Pourquoi manger végétarien...


... sans s’obliger à devenir végétarien ?



D’après une enquête dévoilée début 2017 par Harris Interactive[1], 5 % des Français seraient végétariens, 4 % seraient vegans et 6 % flexitariens, ce régime associant à l’occasion des aliments carnés aux produits purement d’origine végétale. Si le circuit bio est depuis des années celui où on trouve, par excellence, des produits végétariens, la grande distribution s’y intéresse également de plus en plus, pour ne pas laisser échapper un marché en croissance. Mais au-delà des considérations purement mercantiles de certaines de ces entreprises nouvellement « converties », le végétarisme mérite réellement qu’on s’y arrête, de façon pragmatique.


Végétarien, végétalien, vegan, veggie ?

Comme l’explique le Larousse, le végétarisme est un « régime alimentaire excluant toute chair animale (viande, poisson), mais qui admet en général la consommation d'aliments d'origine animale comme les œufs, le lait et les produits laitiers (fromage, yaourts) ». Quant au végétalisme, c’est un « régime alimentaire excluant tout aliment d'origine animale », ce qui signifie que les végétaliens ne consomment ni produits laitiers, ni œufs, ni miel, etc. L’adjectif « vegan/végan » et le nom « veganisme » sont par contre à ce jour ignorés du Larousse. A l’instar du mot « végétarien » - issu de l’anglais vegetarian et utilisé depuis les années 1830 (« végétalien » existe depuis les années 1890) - ce mot est également d’origine anglo-saxonne

La philosophie du véganisme – mot né précisément en 1944 – va quant à elle a été au-delà du végétalisme : « Le véganisme exclut la consommation de tout produit issu des animaux, de leur exploitation ou testé sur eux (cuir, fourrure, laine, soie, cire d'abeille, cosmétiques et médicaments testés sur les animaux ou contenant des substances animales). Il exclut également l'utilisation des animaux pour les loisirs (cirques avec des animaux, zoos, promenades à dos d'animal) ou pour le travail (chiens guides, chevaux de trait, etc.) »[2].

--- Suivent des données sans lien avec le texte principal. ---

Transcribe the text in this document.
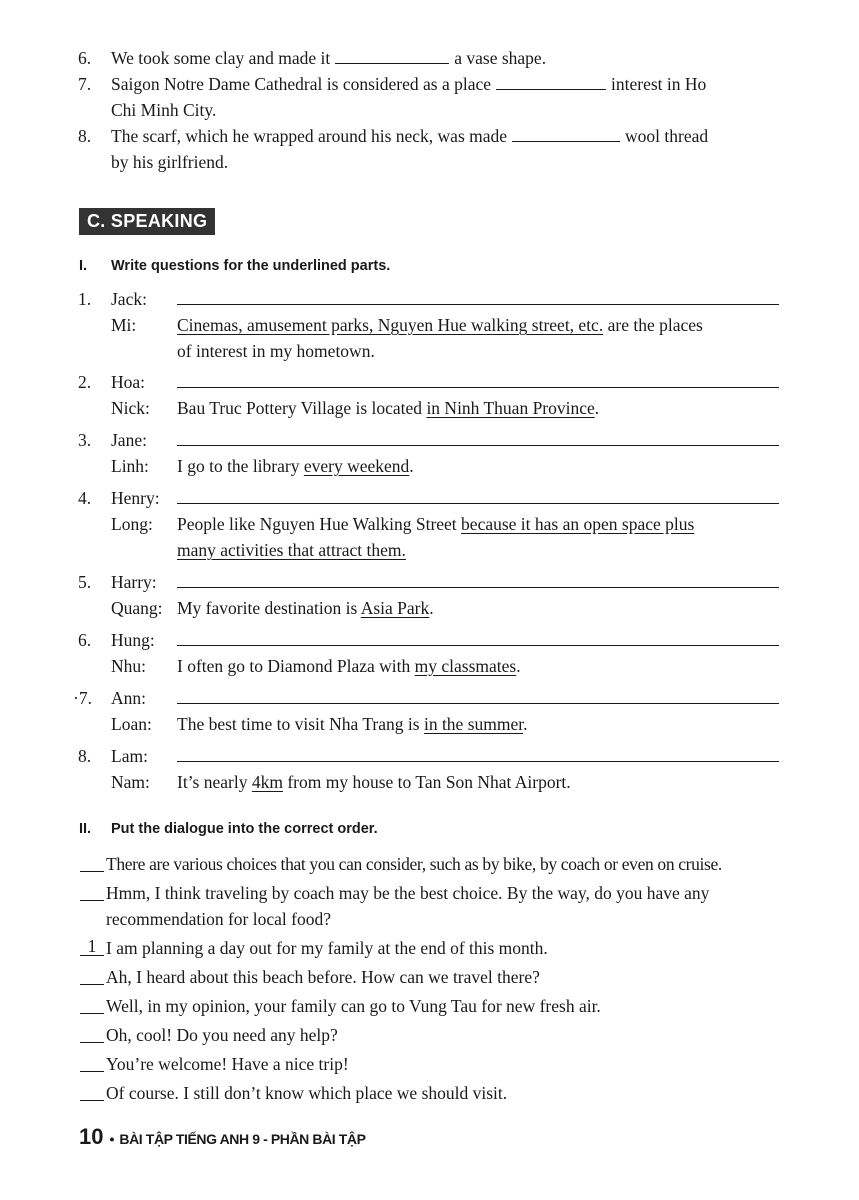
6.	We took some clay and made it	a vase shape.
7.	Saigon Notre Dame Cathedral is considered as a place	interest in Ho
Chi Minh City.
8.	The scarf, which he wrapped around his neck, was made	wool thread
by his girlfriend.
C. SPEAKING
I. Write questions for the underlined parts.
1.	Jack:
Mi:	Cinemas, amusement parks, Nguyen Hue walking street, etc. are the places
of interest in my hometown.
2.	Hoa:
Nick:	Bau Truc Pottery Village is located in Ninh Thuan Province.
3.	Jane:
Linh:	I go to the library every weekend.
4.	Henry:
Long:	People like Nguyen Hue Walking Street because it has an open space plus
many activities that attract them.
5.	Harry:
Quang: My favorite destination is Asia Park.
6.	Hung:
Nhu:	I often go to Diamond Plaza with my classmates.
·7.	Ann:
Loan:	The best time to visit Nha Trang is in the summer.
8.	Lam:
Nam:	It’s nearly 4km from my house to Tan Son Nhat Airport.
II. Put the dialogue into the correct order.
There are various choices that you can consider, such as by bike, by coach or even on cruise.
Hmm, I think traveling by coach may be the best choice. By the way, do you have any
recommendation for local food?
1 I am planning a day out for my family at the end of this month.
Ah, I heard about this beach before. How can we travel there?
Well, in my opinion, your family can go to Vung Tau for new fresh air.
Oh, cool! Do you need any help?
You’re welcome! Have a nice trip!
Of course. I still don’t know which place we should visit.
10 • BÀI TẬP TIẾNG ANH 9 - PHẦN BÀI TẬP
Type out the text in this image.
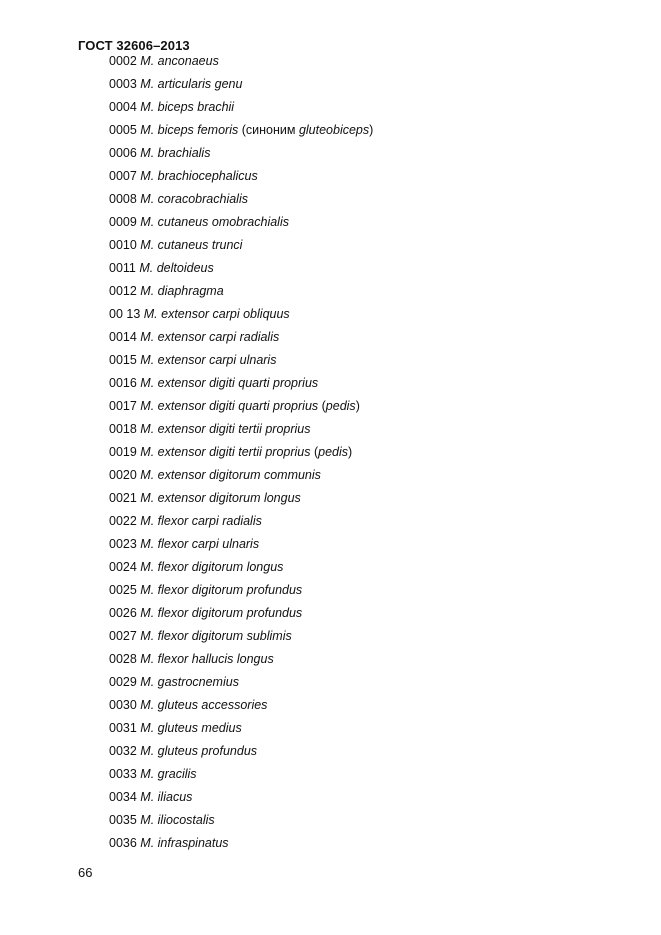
ГОСТ 32606–2013
0002 M. anconaeus
0003 M. articularis genu
0004 M. biceps brachii
0005 M. biceps femoris (синоним gluteobiceps)
0006 M. brachialis
0007 M. brachiocephalicus
0008 M. coracobrachialis
0009 M. cutaneus omobrachialis
0010 M. cutaneus trunci
0011 M. deltoideus
0012 M. diaphragma
00 13 M. extensor carpi obliquus
0014 M. extensor carpi radialis
0015 M. extensor carpi ulnaris
0016 M. extensor digiti quarti proprius
0017 M. extensor digiti quarti proprius (pedis)
0018 M. extensor digiti tertii proprius
0019 M. extensor digiti tertii proprius (pedis)
0020 M. extensor digitorum communis
0021 M. extensor digitorum longus
0022 M. flexor carpi radialis
0023 M. flexor carpi ulnaris
0024 M. flexor digitorum longus
0025 M. flexor digitorum profundus
0026 M. flexor digitorum profundus
0027 M. flexor digitorum sublimis
0028 M. flexor hallucis longus
0029 M. gastrocnemius
0030 M. gluteus accessories
0031 M. gluteus medius
0032 M. gluteus profundus
0033 M. gracilis
0034 M. iliacus
0035 M. iliocostalis
0036 M. infraspinatus
66
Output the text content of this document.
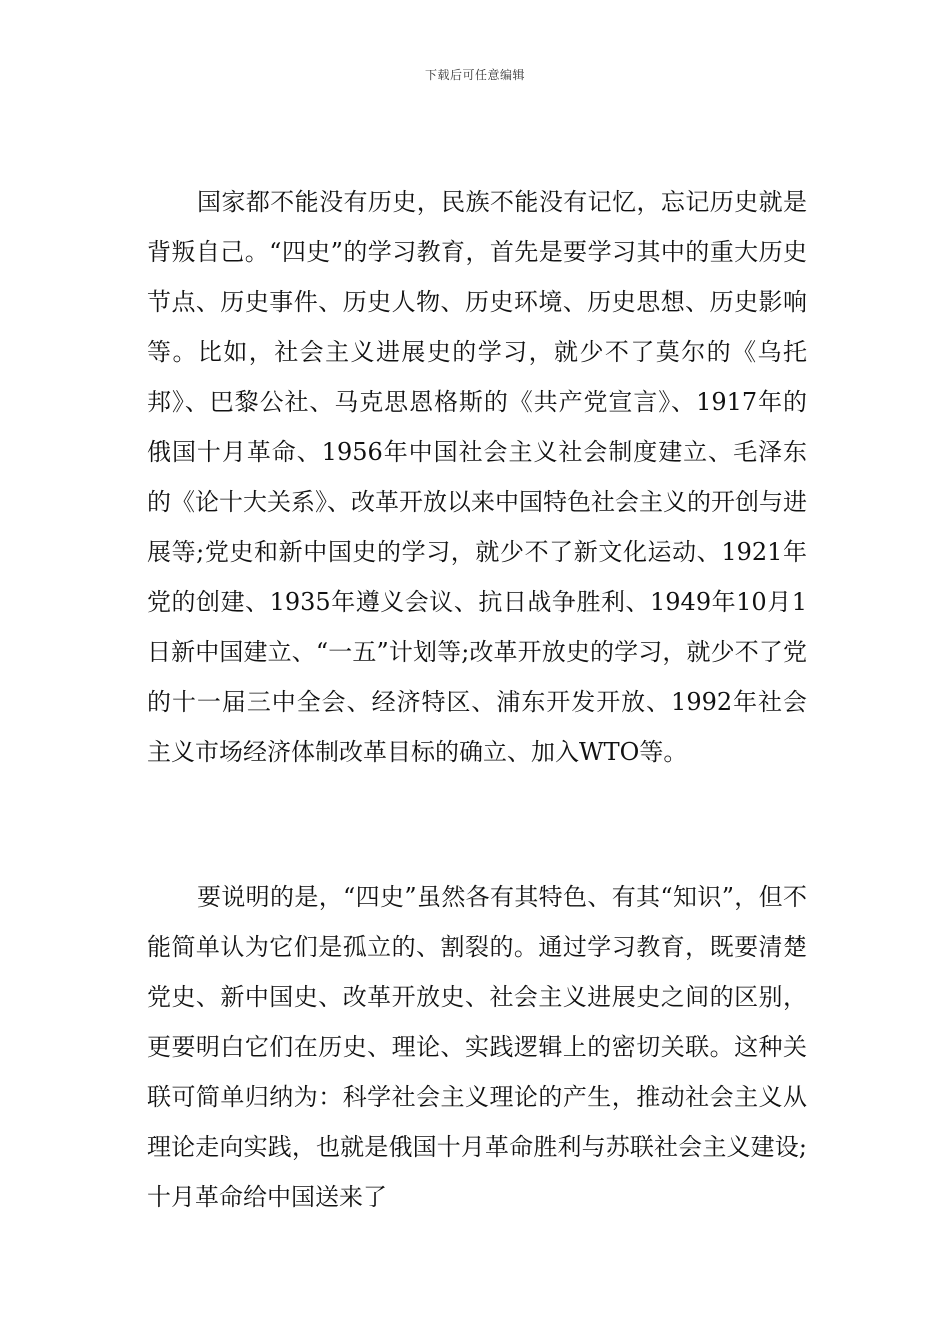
下载后可任意编辑

国家都不能没有历史，民族不能没有记忆，忘记历史就是背叛自己。“四史”的学习教育，首先是要学习其中的重大历史节点、历史事件、历史人物、历史环境、历史思想、历史影响等。比如，社会主义进展史的学习，就少不了莫尔的《乌托邦》、巴黎公社、马克思恩格斯的《共产党宣言》、1917年的俄国十月革命、1956年中国社会主义社会制度建立、毛泽东的《论十大关系》、改革开放以来中国特色社会主义的开创与进展等;党史和新中国史的学习，就少不了新文化运动、1921年党的创建、1935年遵义会议、抗日战争胜利、1949年10月1日新中国建立、“一五”计划等;改革开放史的学习，就少不了党的十一届三中全会、经济特区、浦东开发开放、1992年社会主义市场经济体制改革目标的确立、加入WTO等。

要说明的是，“四史”虽然各有其特色、有其“知识”，但不能简单认为它们是孤立的、割裂的。通过学习教育，既要清楚党史、新中国史、改革开放史、社会主义进展史之间的区别，更要明白它们在历史、理论、实践逻辑上的密切关联。这种关联可简单归纳为：科学社会主义理论的产生，推动社会主义从理论走向实践，也就是俄国十月革命胜利与苏联社会主义建设;十月革命给中国送来了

Si beaucoup de personnes font souvent une confusion entre végétalisme (qui ne concerne que l’alimentation) et veganisme (approche plus large, telle qu’expliquée plus haut), du côté du végétarisme, il existe nombre de nuances, en fonction de la consommation ou non de produits lactés, d’œufs ou de poissons : ovo-lacto-végétarisme, pesco-végétarisme, etc. Mais ces notions, et même celle du végétalisme, sont devenues de moins en moins mises en avant, au profit de celle de végétarisme ou de véganisme, sans oublier l’anglicisme très récent « veggie », qui affiche parfois une signification différente en fonction de ceux, individus ou marques, qui l’emploient. Enfin, il y a le mot « flexitarisme », surtout employé depuis 10 ou 20 ans, désignant des personnes a priori principalement végétariennes mais qui mangent parfois des produits animaux, dans certaines circonstances (repas au restaurant, en famille ou chez des amis), mais qui désigne souvent aussi des personnes qui alternent simplement le végétal et l’animal, ou ont beaucoup diminué leur consommation de viande (cas de très nombreuses femmes). D’où le fait, d’ailleurs, que selon certaines sources, il n’y aurait pas 6 % de flexitariens en France, mais près de 30 %. Bref, la situation, loin d’être « carrée », est assez confuse dans l’esprit du plus grand nombre.

 

Un choix personnel

Comme l’atteste l’archéologie, l’homme, depuis la nuit des temps, c’est-à-dire l’époque des « chasseurs-cueilleurs », avant la sédentarisation et « l’invention » de l’agriculture, a été un être omnivore (paléolithique) voire principalement carnivore (Neandertal). D’autres primates sont aussi omnivores ou carnivores, comme certaines espèces de chimpanzés ou de babouins. Le fait de manger de la viande n’est donc pas juste une « mauvaise habitude », mais bien quelque chose qui fait partie de notre histoire, depuis plus de 2 millions d’années.

Ce qui ne signifie pas qu’il ne faut pas s’intéresser à une alimentation moins riche en viande, bien au contraire. Et pas seulement pour les raisons, déjà nombreuses, qui ont fait franchir le pas à un nombre croissant de personnes : peur des maladies réellement ou potentiellement transmissibles de l’animal à l’homme, scandales alimentaires type « viande de cheval dans les lasagnes », critique justifiée de certaines conditions d’élevage et d’abattage des animaux, ou encore simple manque d’appétence pour la viande, sans raison précise, etc.

Faire du prosélytisme pour un véganisme absolu (qui donc inclut la non-consommation de miel ou le fait de refuser d’avoir un chat comme animal de compagnie…) n’est néanmoins sans doute pas la solution la plus efficace pour recueillir l’adhésion du plus grand nombre. Combattre la violence par la violence n’a jamais été une solution idéale. Les arguments se doivent d’être posés, susceptibles de convaincre avec une logique de bon aloi. Car au final, cela ne doit, ne peut que rester un choix personnel, chacun devant prendre en considération ce qui est important pour lui… et bien sûr pour la planète.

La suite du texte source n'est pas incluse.